Leaving Smokey Mountain National Park, I’ve been thinking about how the experience compares to everything I heard beforehand:
«Prepare to climb.»
«There are bears everywhere.»
«The climate changes rapidly.»
And above all:
«Don’t forget the earplugs.»
In the Smokies, it is a requirement that hikers camp not only in shelters, but inside them. Hikers can only camp outside if the shelter is already full. Which means two things:
A) You are sleeping on a hard wooden platform.
B) You are surrounded by complete strangers, shoulder to shoulder.
A typical stone shelter in the Smokey Mountains
night one
I came in the first night thinking it wouldn’t be that bad. After all, it was supposed to be below freezing and the shelter would provide some protection. I wore my half-length pad under my torso and covered myself with the top and bottom pads. Lying on my back in corpse position, I slept my first few minutes of the night.
Then I woke up. The snoring had started.
Not just snoring: gargling, choking, deep, guttural noises coming from all directions. It echoed through the shelter like some kind of cursed orchestra. My body shivered from the cold, so I pulled my knees closer to my chest in an effort to consolidate the heat. I dropped to the left side, then to the right, then to the left again. A few more hours of this torture passed until I again fell asleep for just a few minutes.
View from my sleeping spot on the top bunk
At one point, I seriously considered getting up and going for a night walk. I decided against it and curled up on the padding of my torso, knees pulled up to my chest, hands tucked between my legs, and a shoe as a makeshift pillow. The snoring echoed through the shelter and I could feel its vibrations in my bones.

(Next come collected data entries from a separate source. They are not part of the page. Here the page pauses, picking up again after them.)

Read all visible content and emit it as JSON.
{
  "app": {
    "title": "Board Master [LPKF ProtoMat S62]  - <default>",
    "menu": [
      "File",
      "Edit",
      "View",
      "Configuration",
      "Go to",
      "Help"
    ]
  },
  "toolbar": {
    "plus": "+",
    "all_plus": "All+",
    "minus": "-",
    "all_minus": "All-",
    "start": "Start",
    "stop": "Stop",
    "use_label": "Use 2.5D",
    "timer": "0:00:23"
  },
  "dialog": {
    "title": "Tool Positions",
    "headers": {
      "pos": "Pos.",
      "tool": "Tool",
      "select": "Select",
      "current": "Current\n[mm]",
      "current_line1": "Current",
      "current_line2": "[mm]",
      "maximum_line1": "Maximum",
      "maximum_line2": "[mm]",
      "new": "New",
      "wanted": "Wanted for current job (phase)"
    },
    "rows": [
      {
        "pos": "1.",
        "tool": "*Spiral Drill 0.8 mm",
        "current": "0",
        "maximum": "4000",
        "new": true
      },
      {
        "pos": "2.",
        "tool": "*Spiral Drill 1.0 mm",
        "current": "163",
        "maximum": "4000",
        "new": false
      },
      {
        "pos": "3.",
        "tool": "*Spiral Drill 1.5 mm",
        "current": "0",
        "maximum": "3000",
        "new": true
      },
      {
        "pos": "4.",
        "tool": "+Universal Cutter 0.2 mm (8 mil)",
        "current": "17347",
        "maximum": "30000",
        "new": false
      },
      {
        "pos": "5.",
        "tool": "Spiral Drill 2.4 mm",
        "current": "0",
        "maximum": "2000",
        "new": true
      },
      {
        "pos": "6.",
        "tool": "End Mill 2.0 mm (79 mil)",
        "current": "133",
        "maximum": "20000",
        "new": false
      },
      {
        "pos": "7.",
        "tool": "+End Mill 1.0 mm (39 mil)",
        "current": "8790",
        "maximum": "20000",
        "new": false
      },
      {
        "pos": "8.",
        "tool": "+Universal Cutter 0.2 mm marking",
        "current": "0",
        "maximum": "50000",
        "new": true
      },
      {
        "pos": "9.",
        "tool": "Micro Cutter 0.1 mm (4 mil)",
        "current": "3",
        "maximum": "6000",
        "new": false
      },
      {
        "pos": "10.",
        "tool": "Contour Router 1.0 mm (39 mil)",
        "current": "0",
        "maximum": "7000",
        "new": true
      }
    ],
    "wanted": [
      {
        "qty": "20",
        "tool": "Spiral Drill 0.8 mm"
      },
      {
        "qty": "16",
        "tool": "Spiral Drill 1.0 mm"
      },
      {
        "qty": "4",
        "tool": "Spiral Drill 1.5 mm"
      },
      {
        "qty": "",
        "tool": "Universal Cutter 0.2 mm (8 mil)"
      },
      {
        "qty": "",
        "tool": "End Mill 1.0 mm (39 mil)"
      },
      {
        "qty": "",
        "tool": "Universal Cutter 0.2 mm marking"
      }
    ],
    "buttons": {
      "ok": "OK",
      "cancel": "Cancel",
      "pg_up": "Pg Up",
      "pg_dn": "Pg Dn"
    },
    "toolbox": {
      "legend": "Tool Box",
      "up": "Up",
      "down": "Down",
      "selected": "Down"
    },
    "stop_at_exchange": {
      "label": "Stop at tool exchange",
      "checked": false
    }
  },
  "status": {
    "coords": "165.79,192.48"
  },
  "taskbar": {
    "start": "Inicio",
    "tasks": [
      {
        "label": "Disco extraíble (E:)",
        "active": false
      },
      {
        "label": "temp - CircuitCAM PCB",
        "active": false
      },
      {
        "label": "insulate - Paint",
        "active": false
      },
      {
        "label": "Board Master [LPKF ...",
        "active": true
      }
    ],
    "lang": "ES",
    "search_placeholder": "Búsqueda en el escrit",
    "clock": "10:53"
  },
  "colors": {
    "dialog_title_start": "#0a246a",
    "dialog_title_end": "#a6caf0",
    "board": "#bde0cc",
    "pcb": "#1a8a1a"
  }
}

Tonight was comically bad. I don’t want to be dramatic, but it could have been the worst thing in my life.
Learn to adapt
The next three nights I adjusted. I started arriving late on purpose, looking for full shelters so I could set up outside.
The second night I was in my hammock. It was cold, but at least I could sleep.
On the third night, I arrived in Gatlinburg and split a room at the Days Inn motel with my two trail friends, Froggy and McRib. We had a hot shower, sink and breakfast at the hotel. It felt like a luxury.
Mini Golf in Gatlinburg
After that, we headed back to the hammock at Icewater Spring Shelter. The temperature was still cold, but bearable.
When I arrived at Cosby Knob, the last refuge in the Smokies, things were feeling a little chaotic again.
There were so many people that the tents were squeezed directly under the bear wires, and the toilet was… at full capacity. Fortunately, I had the flexibility to set up my hammock on uneven ground.
The reality
Overall, my stay in the Smokey Mountains was beautiful, cold, and memorable. The shelters? Yes, they can be tough.
But with a little strategy (and maybe some earplugs), it’s a stretch of trail worth savoring.
Summit of Mount Kuwohi with Froggy and McRib
Rose, Thorn, Bud
Pink
Being surrounded by hikers and tourists visiting SMNP was surprisingly pleasant. It provided a different attitude on the trail than when you’re surrounded by other hikers. Especially near Newfound Gap, the vibrations were high.
Reality sets in at Newfound Gap
Thorn
That first night at the shelter definitely wins the award for biggest thorn.
Outbreak
Hot springs, here I come! I’ll be taking my first cero (rest day) in this small trail town in North Carolina.